On the other hand, the indications for surgery are also important. We should avoid choosing surgery easily because it is less invasive. Although there are some reports that an interdisciplinary discussion was carried out and decide on surgery before surgery [
18], most of the indications for surgery are intolerable back pain, neurologic deficits, compression, spinal instability, and resistance to conservative treatment [
13,
23]. There are many reports using SINS to evaluate spinal instability, but the indications for SINS in cases of imminent instability of 7 to 12 points are ambiguous and depend largely on the surgeon’s preference. In our hospital, not only SINS, but also further strict indications, were set and surgery was performed, but it is necessary to study the indications of MISt for this disease with more cases.

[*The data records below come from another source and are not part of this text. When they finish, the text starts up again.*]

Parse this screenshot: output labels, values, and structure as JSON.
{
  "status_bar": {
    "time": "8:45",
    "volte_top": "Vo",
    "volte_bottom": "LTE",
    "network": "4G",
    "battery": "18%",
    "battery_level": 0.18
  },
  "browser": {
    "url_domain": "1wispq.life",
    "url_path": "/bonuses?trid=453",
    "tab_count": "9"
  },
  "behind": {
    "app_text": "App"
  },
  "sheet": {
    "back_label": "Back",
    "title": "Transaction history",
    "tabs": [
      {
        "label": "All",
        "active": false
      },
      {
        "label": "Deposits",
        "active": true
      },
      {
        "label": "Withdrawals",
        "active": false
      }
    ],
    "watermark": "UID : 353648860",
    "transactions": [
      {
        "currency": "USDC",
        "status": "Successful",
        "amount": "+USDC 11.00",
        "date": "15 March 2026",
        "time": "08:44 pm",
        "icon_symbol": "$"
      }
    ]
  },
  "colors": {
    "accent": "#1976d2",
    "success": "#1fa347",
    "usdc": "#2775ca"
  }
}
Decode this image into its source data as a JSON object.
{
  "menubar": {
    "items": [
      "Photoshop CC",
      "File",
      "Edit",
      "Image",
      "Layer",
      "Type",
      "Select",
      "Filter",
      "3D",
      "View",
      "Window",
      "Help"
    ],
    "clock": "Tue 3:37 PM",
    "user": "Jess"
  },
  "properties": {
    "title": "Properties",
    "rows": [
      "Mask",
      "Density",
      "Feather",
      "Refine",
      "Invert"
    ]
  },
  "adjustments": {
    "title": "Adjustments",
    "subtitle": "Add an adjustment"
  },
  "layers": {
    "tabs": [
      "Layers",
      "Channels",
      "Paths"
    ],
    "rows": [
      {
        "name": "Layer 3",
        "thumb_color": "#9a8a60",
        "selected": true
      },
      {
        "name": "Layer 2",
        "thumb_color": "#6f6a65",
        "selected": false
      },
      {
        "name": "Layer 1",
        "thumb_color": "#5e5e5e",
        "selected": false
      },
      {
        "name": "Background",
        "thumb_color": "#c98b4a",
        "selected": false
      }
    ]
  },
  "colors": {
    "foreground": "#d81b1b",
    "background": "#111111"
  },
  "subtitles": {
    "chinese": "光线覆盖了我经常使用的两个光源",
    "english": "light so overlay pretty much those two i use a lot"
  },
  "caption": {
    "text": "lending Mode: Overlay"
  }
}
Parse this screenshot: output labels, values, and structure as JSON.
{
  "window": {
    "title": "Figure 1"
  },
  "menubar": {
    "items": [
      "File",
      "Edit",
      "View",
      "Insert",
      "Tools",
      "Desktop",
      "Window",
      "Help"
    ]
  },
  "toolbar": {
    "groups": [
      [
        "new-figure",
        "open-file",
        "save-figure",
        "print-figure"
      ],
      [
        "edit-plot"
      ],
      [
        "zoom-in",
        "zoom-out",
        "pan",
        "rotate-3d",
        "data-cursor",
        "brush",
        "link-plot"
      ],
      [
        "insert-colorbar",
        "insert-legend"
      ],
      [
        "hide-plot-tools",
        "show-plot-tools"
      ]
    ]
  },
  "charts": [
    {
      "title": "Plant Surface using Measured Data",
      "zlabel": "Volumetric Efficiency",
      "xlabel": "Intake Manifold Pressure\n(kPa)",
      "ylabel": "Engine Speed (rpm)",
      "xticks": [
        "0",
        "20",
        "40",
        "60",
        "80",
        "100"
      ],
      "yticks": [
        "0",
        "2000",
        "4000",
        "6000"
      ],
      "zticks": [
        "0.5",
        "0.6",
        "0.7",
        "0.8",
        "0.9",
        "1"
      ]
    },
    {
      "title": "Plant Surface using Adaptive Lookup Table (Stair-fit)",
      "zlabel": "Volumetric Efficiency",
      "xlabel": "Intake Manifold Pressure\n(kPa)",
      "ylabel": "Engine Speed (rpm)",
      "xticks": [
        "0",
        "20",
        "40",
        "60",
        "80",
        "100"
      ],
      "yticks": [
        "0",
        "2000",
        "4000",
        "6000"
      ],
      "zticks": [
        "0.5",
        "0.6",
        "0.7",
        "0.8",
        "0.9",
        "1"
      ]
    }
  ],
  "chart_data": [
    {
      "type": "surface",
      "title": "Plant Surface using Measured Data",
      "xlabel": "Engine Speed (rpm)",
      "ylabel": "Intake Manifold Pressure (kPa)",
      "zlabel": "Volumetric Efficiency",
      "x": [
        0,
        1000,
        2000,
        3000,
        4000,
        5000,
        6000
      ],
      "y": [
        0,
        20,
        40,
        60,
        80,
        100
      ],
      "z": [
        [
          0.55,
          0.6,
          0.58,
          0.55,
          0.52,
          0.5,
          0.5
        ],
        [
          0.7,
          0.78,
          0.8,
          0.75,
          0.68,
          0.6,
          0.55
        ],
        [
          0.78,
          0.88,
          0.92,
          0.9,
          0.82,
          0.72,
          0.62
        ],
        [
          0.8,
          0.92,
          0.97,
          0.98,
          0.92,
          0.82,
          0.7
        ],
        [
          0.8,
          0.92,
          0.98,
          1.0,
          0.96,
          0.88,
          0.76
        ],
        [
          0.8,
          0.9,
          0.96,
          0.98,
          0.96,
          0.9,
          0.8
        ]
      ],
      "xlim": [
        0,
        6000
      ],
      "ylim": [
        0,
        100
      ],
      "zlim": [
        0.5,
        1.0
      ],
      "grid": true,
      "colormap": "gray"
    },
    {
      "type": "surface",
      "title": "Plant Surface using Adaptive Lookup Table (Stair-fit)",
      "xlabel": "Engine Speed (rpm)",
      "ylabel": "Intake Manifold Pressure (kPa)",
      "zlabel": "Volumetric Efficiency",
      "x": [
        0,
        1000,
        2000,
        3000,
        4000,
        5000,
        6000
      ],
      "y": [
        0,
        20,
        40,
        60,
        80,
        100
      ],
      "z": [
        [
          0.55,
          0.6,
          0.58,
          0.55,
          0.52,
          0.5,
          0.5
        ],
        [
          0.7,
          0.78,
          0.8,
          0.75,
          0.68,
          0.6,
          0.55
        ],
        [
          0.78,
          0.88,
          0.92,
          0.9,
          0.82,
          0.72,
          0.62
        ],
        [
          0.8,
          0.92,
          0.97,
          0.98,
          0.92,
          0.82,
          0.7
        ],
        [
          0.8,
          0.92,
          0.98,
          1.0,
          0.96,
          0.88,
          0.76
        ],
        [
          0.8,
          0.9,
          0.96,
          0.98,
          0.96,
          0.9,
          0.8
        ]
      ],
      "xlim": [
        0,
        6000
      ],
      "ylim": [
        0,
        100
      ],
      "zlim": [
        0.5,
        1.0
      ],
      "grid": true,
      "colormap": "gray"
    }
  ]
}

Furthermore, surgery for appropriate patients at appropriate times prolongs life expectancy, even in the context of spinal metastases. Watanabe et al. [
17] and Helweg-Larsen et al. [
24] reported that the severity of preoperative paralysis had a significant impact on final walking ability. After paralysis has occurred, the results are not good, even if the operation is performed with MISt. It is also important to detect the disease at an early stage by using multidisciplinary treatment, as in this study. Our results are due to the fact that we intervene early in all metastatic spine tumors [
6]. Rather than providing palliative or urgent treatment to all patients, it is advisable to detect candidate patients as early as possible and to restore spine-related functions with less invasive surgery before these functions are lost and neurological symptoms occur.
Limitations
Future issues to be addressed include the small number of cases in the surgery group and the lack of analysis of each type of carcinoma. The lack of a control in this study is also considered a limitation.